Switcher PCB design

08.04.2007 21:09

Here is an interesting circuit I came across today. It's from an older "Standard Charger" for Ericsson mobile phones (in other words, it can't be used on recent models). The circuit itself is a pretty standard flyback switching power supply (240V AC input, 5V DC output at 450mA), however the PCB layout has two interesting features:

PCB photo

  • Designer used a "ground mecca". Connections from all elements to the ground on both high voltage (left) and low voltage (right) sides radiate from one point that is near a large electrolytic capacitor. This significantly reduces noise problems in the control circuitry (I had to use the same technique when I designed a switcher last year).
  • There's a feature resembling a spark gap between the high and low voltage sides. I'm guessing it is some kind of a safety feature. On both sides it is connected to ground, so perhaps it makes sure that if a spark makes a galvanic connection between the high and low voltage sides it first connects both grounds. However I'm not sure what good that would be, since the "ground" on the high voltage side may be at 380V in reference to the earth (or the unsuspecting user) depending on how the charger was plugged in.

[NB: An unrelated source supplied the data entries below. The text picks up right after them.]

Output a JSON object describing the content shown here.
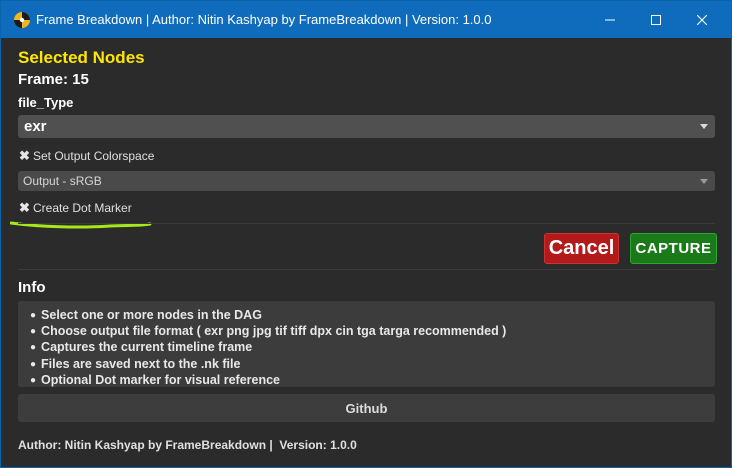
{
  "window": {
    "title": "Frame Breakdown | Author: Nitin Kashyap by FrameBreakdown |  Version: 1.0.0",
    "minimize_glyph": "—",
    "maximize_glyph": "☐",
    "close_glyph": "✕"
  },
  "main": {
    "heading": "Selected Nodes",
    "frame_label": "Frame: 15",
    "file_type_label": "file_Type",
    "file_type_value": "exr",
    "set_output_colorspace_label": "Set Output Colorspace",
    "set_output_colorspace_checked": true,
    "colorspace_value": "Output - sRGB",
    "create_dot_marker_label": "Create Dot Marker",
    "create_dot_marker_checked": true,
    "check_glyph": "✖"
  },
  "actions": {
    "cancel_label": "Cancel",
    "capture_label": "CAPTURE"
  },
  "info": {
    "title": "Info",
    "items": [
      "Select one or more nodes in the DAG",
      "Choose output file format ( exr png jpg tif tiff dpx cin tga targa recommended )",
      "Captures the current timeline frame",
      "Files are saved next to the .nk file",
      "Optional Dot marker for visual reference"
    ],
    "github_label": "Github"
  },
  "footer": {
    "text": "Author: Nitin Kashyap by FrameBreakdown |  Version: 1.0.0"
  },
  "colors": {
    "title_bar": "#0f6cbd",
    "heading": "#ffe600",
    "cancel": "#b31a1a",
    "capture": "#1a7a1a",
    "annotation_underline": "#a6e81a"
  },
  "icons": {
    "app": "frame-breakdown-app-icon"
  }
}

Update: after some research it looks like this spark gap may in fact be used to protect the circuit from user not vice versa. For example if someone touches one of the low voltage terminals of the charger (which I guess may be connected to a metal phone case), it may bring the low voltage side a couple of kilovolts higher than the high voltage side (which is connected to the earth through the mains). The resulting ESD might damage the transformer or the optocoupler. The spark gap ensures that the discharge instead happens harmlessly in the air.